My blog didn’t last too long. I suppose this happens to everyone? I started writing in my journal more frequently this term, hopefully that will spur some discussion on this end of things. I do like this blog quite a bit- it is really pretty and made by the late Katie Kish… yes, she is still alive, but far far away. And I miss her. Her blog has died it seems, which is sad (but perhaps inevitable… so much was put into that thing!) — so maybe I will keep this one going a little longer. I don’t want it to die with only a few posts.
Personal updates: I am coming home to Ontario on the 2nd of December, and I am coming back to Vic on the 16th. I get to spend 6 hours in the Edmonton airport 🙂 – time to study! I have three exams, all back to back for three days, then I have another two weeks off. So shortly after Christmas, I will be going with Aaron’s family to Big White- to ski for a week (pretty schnazzy, huh?). I am super excited for December. Next term I will may be in school, more likely be in a co-op. There are a few options here, I am looking for ones I like in Victoria- yet one about tracking big-horned sheep in the Kootneys sounds pretty damn cool.
Anyhoos what I hope to write about in the near future: deep dark secrets, obesity globally, facebook and how it drives me crazy, the race to finish schooling, vegan things!!!!, marriage and kids…, your twenties… there are a lot of random thoughts, but I will talk about those later.

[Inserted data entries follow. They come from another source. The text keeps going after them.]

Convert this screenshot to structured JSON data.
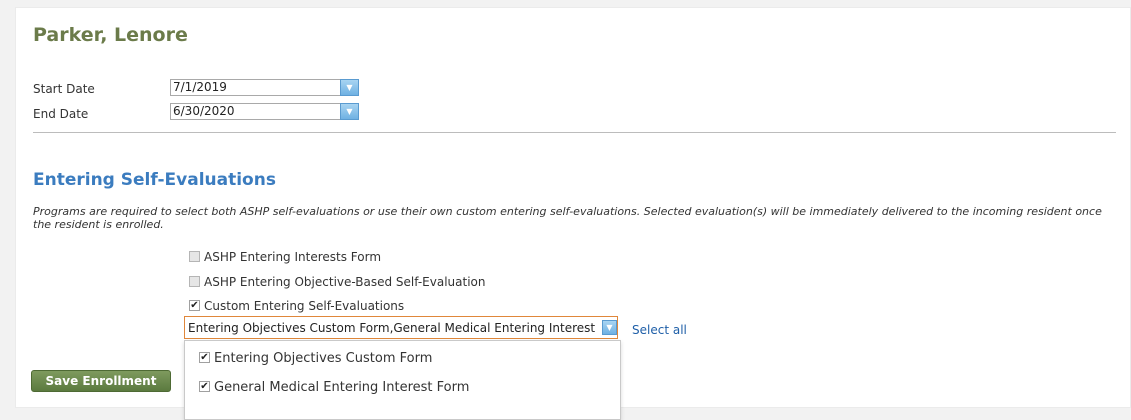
{
  "header": {
    "name": "Parker, Lenore"
  },
  "dates": {
    "start_label": "Start Date",
    "start_value": "7/1/2019",
    "end_label": "End Date",
    "end_value": "6/30/2020"
  },
  "section": {
    "title": "Entering Self-Evaluations",
    "description": "Programs are required to select both ASHP self-evaluations or use their own custom entering self-evaluations. Selected evaluation(s) will be immediately delivered to the incoming resident once the resident is enrolled."
  },
  "options": [
    {
      "label": "ASHP Entering Interests Form",
      "checked": false
    },
    {
      "label": "ASHP Entering Objective-Based Self-Evaluation",
      "checked": false
    },
    {
      "label": "Custom Entering Self-Evaluations",
      "checked": true
    }
  ],
  "custom_select": {
    "value": "Entering Objectives Custom Form,General Medical Entering Interest Form",
    "select_all_label": "Select all",
    "items": [
      {
        "label": "Entering Objectives Custom Form",
        "checked": true
      },
      {
        "label": "General Medical Entering Interest Form",
        "checked": true
      }
    ]
  },
  "actions": {
    "save_label": "Save Enrollment"
  },
  "colors": {
    "title": "#6b7b4a",
    "section": "#3b7cbf",
    "link": "#1f5fa8",
    "save_button": "#5b7a3f",
    "focus_border": "#e0873a"
  }
}
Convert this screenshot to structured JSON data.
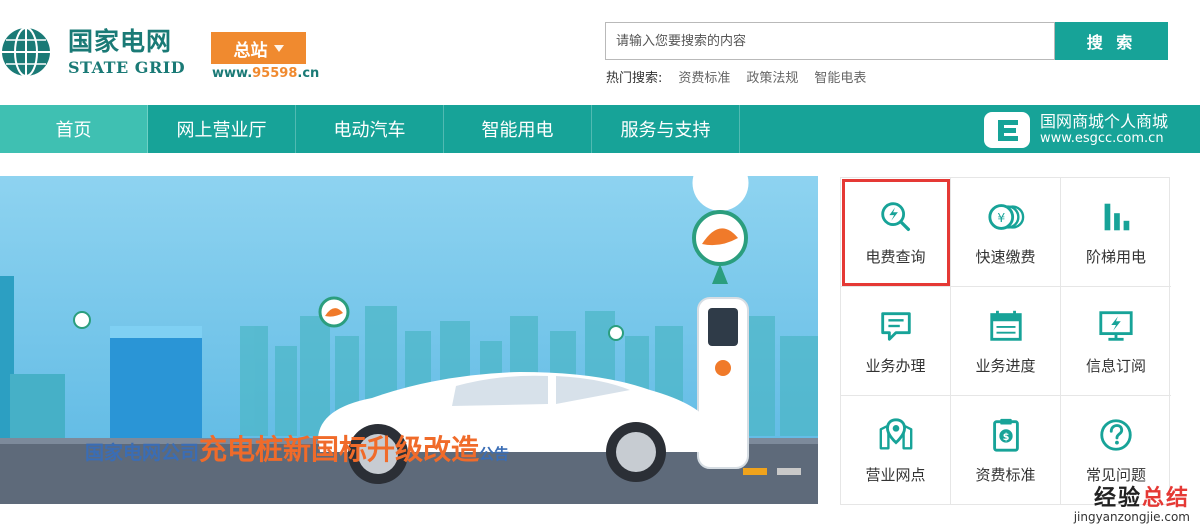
{
  "brand": {
    "name_cn": "国家电网",
    "name_en": "STATE GRID",
    "station_label": "总站",
    "url_prefix": "www.",
    "url_num": "95598",
    "url_suffix": ".cn"
  },
  "search": {
    "placeholder": "请输入您要搜索的内容",
    "button_label": "搜 索",
    "hot_label": "热门搜索:",
    "hot_items": [
      "资费标准",
      "政策法规",
      "智能电表"
    ]
  },
  "nav": {
    "items": [
      "首页",
      "网上营业厅",
      "电动汽车",
      "智能用电",
      "服务与支持"
    ],
    "active_index": 0,
    "mall": {
      "title": "国网商城个人商城",
      "url": "www.esgcc.com.cn"
    }
  },
  "banner": {
    "title_prefix": "国家电网公司",
    "title_main": "充电桩新国标升级改造",
    "title_suffix": "公告",
    "slide_count": 2,
    "active_slide": 0
  },
  "quick_services": [
    {
      "label": "电费查询",
      "icon": "search-bolt-icon",
      "highlighted": true
    },
    {
      "label": "快速缴费",
      "icon": "coins-icon",
      "highlighted": false
    },
    {
      "label": "阶梯用电",
      "icon": "bar-chart-icon",
      "highlighted": false
    },
    {
      "label": "业务办理",
      "icon": "message-icon",
      "highlighted": false
    },
    {
      "label": "业务进度",
      "icon": "calendar-icon",
      "highlighted": false
    },
    {
      "label": "信息订阅",
      "icon": "monitor-bolt-icon",
      "highlighted": false
    },
    {
      "label": "营业网点",
      "icon": "map-pin-icon",
      "highlighted": false
    },
    {
      "label": "资费标准",
      "icon": "clipboard-dollar-icon",
      "highlighted": false
    },
    {
      "label": "常见问题",
      "icon": "question-icon",
      "highlighted": false
    }
  ],
  "colors": {
    "primary": "#17a398",
    "nav_active": "#3fc0b2",
    "brand_dark": "#1a7a76",
    "orange": "#f08a2f",
    "highlight": "#e53935"
  },
  "watermark": {
    "part1": "经验",
    "part2": "总结",
    "url": "jingyanzongjie.com"
  }
}
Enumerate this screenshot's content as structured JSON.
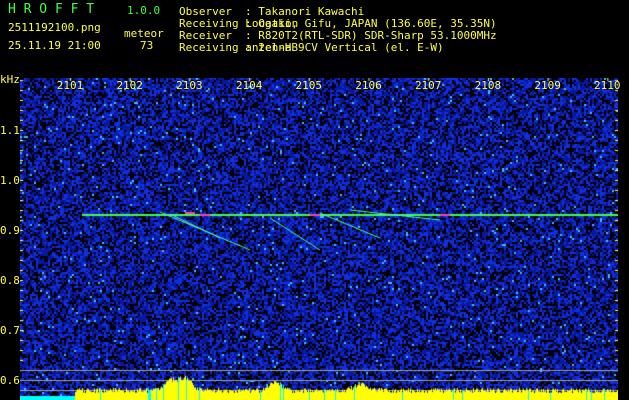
{
  "app": {
    "title": "H R O F F T",
    "version": "1.0.0"
  },
  "file": {
    "name": "2511192100.png",
    "datetime": "25.11.19 21:00",
    "meteor_label": "meteor",
    "meteor_count": "73"
  },
  "info": [
    {
      "label": "Observer",
      "value": ": Takanori Kawachi"
    },
    {
      "label": "Receiving Location",
      "value": ": Ogaki, Gifu, JAPAN (136.60E, 35.35N)"
    },
    {
      "label": "Receiver",
      "value": ": R820T2(RTL-SDR) SDR-Sharp 53.1000MHz"
    },
    {
      "label": "Receiving antenna",
      "value": ": 2el-HB9CV Vertical (el. E-W)"
    }
  ],
  "axis": {
    "unit": "kHz",
    "y_ticks": [
      "1.1",
      "1.0",
      "0.9",
      "0.8",
      "0.7",
      "0.6"
    ],
    "x_ticks": [
      "2101",
      "2102",
      "2103",
      "2104",
      "2105",
      "2106",
      "2107",
      "2108",
      "2109",
      "2110"
    ]
  },
  "colors": {
    "title": "#40ff40",
    "text": "#ffff40",
    "carrier": "#40ff40",
    "spectrum": "#ffff00",
    "baseline": "#00ffff"
  }
}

This entry will be short and not very provocative. There is a lot that has been on my mind lately… things about life I suppose. Why we worry so much as humans, why we waste our time here…. what actually constitutes not wasting our time here. People (this person included) seem to spend all of their energy in a day worrying about deadlines, money, decisions. It is curious that as soon as we get wealthy enough to not have to survive everyday, we also get wealthy enough to worry about trivial things. Is this really developing? Getting so caught up in material wants, supposed needs, and time constraints that we miss everything we have, everything we should be so grateful for? In geography studies between developing and developed countries- the quality of life between someone who makes 12,000 and 60,000 dollars aren’t all that different. Once you have the basics covered: food, water, shelter, healthcare and education- you start to want cars, meat, televisions- then digital gadgets, lulu lemon, lattes, a tummy tuck. Why can’t we see what we have, not what we don’t? And once we have what we want, why do we always need more?
My point is that wealth and status are worth shit if you are unhappy. If you waste your life worrying about obtaining wealth, status, whatever- you’ve just missed out on life. And for a lady that isn’t convinced in an afterlife, it is a terrible thing to miss out on.